Samuel Wiafe

Personal information
- Date of birth: 22 June 2008 (age 18)
- Place of birth: Ghana
- Height: 1.81 m (5 ft 11 in)
- Position: Midfielder

Team information
- Current team: Genoa

Youth career
- Cittadella Vis Modena
- 2014–2025: Modena

Senior career*
- Years: Team / Apps / (Gls)
- 2025–2026: Modena / 4 / (0)
- 2026–: Genoa / 0 / (0)

International career^{‡}
- 2024–: Italy U17 / 2 / (1)

= Samuel Wiafe =

Italian footballer (born 2008)

Samuel Wiafe (born 22 June 2008) is a professional footballer who plays as a midfielder for club Genoa. Born in Ghana, he is a youth international for Italy.

== Club career ==

Born in Ghana, Wiafe arrived in Italy as a 12 years old. There he first played for Cittadella Vis in Modena, before joining Modena FC 2018.

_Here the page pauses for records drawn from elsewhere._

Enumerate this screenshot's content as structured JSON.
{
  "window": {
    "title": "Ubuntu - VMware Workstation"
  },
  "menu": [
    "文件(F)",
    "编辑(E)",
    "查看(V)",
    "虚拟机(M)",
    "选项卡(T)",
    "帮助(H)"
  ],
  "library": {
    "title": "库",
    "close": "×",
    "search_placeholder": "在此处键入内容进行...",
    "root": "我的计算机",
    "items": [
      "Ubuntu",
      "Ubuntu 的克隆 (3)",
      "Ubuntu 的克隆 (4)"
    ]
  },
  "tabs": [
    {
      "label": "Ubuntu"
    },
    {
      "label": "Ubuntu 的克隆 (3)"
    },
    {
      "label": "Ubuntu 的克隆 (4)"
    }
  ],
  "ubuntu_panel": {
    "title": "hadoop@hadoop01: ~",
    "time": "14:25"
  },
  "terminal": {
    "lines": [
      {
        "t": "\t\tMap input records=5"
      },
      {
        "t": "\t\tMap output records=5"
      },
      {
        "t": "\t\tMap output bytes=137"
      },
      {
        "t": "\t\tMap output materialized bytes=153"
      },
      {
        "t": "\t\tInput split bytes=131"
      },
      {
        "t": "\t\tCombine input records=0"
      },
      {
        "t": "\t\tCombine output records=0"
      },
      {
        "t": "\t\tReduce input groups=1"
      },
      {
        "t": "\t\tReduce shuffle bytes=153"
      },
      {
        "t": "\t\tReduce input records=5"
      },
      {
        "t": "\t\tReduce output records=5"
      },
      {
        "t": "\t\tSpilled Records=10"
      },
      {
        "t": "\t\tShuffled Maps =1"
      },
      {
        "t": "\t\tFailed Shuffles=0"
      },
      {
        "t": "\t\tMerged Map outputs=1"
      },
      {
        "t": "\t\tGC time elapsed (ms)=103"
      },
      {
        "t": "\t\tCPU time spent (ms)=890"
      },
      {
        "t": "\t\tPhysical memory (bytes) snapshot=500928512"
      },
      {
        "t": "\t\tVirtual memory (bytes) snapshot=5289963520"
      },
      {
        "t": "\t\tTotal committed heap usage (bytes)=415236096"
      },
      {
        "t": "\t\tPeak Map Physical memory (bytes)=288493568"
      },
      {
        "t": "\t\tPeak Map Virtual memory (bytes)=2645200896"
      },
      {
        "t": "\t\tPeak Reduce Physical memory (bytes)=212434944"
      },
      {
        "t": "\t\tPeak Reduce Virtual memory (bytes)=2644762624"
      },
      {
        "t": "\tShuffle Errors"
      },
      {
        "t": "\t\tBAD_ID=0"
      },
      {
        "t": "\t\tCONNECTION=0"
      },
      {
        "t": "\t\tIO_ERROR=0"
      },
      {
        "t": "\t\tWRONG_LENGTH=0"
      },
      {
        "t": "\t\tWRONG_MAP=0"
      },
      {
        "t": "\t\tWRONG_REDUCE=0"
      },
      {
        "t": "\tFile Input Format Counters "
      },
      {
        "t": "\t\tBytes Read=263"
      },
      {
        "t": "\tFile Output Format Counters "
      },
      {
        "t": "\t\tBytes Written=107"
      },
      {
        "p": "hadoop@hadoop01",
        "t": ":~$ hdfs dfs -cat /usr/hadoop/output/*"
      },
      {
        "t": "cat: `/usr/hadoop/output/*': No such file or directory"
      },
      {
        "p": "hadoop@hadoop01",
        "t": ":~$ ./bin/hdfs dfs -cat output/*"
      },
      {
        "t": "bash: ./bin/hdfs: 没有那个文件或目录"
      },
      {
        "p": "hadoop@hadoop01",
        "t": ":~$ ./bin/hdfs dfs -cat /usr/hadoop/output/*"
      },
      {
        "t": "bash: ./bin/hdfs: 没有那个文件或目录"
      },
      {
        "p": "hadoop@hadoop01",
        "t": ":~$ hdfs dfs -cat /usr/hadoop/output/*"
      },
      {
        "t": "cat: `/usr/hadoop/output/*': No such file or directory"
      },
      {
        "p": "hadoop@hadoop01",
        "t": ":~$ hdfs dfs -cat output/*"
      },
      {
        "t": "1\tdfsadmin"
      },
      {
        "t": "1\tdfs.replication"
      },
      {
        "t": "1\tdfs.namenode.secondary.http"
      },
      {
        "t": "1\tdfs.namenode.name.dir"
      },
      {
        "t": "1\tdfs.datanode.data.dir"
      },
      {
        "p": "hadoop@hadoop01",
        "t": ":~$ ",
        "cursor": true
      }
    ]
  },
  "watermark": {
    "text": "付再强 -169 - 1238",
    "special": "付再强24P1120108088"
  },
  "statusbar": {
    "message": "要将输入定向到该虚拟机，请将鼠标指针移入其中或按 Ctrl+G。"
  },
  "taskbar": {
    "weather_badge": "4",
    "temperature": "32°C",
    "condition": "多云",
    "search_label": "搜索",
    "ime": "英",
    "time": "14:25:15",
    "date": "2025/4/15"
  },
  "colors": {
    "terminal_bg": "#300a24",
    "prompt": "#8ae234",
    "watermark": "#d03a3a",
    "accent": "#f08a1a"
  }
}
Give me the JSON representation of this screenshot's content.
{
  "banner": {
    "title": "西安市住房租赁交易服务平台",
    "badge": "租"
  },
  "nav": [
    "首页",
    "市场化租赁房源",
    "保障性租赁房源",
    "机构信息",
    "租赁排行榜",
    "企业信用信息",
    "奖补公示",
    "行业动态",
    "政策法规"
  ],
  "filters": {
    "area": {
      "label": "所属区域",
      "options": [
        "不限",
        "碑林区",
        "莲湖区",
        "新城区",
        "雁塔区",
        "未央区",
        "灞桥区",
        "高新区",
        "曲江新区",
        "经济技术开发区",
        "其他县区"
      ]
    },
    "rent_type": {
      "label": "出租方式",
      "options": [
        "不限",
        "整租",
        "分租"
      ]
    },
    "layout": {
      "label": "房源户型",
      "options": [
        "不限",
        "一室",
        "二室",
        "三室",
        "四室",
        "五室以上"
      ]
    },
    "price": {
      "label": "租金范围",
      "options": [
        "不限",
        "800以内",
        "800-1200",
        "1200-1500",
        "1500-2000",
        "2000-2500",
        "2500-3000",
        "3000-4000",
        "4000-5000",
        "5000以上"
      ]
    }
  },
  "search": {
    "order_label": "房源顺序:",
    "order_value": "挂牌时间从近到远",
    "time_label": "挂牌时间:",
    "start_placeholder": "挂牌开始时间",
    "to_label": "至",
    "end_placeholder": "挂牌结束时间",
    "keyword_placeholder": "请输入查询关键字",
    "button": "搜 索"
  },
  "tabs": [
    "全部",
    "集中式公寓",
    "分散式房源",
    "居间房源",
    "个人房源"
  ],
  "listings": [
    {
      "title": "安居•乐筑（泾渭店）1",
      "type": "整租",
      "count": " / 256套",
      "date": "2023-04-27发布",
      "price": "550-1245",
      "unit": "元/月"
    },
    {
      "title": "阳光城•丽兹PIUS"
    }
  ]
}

There he started playing with the primavera team during the 2024–25 season, becoming a key player with the youth team the following season.

In January 2026, Wiafe signed his first professional contract with Modena.

Wiafe made his professional debut with Modena in a 2–1 away Serie B loss to Virtus Entella on 3 March 2026.

== International career ==

Wiafe is a youth international for Italy, having played for the under-17. He scored his first goal with them in November 2024, during a 7–0 Euro Under-17 qualifications win over Norway.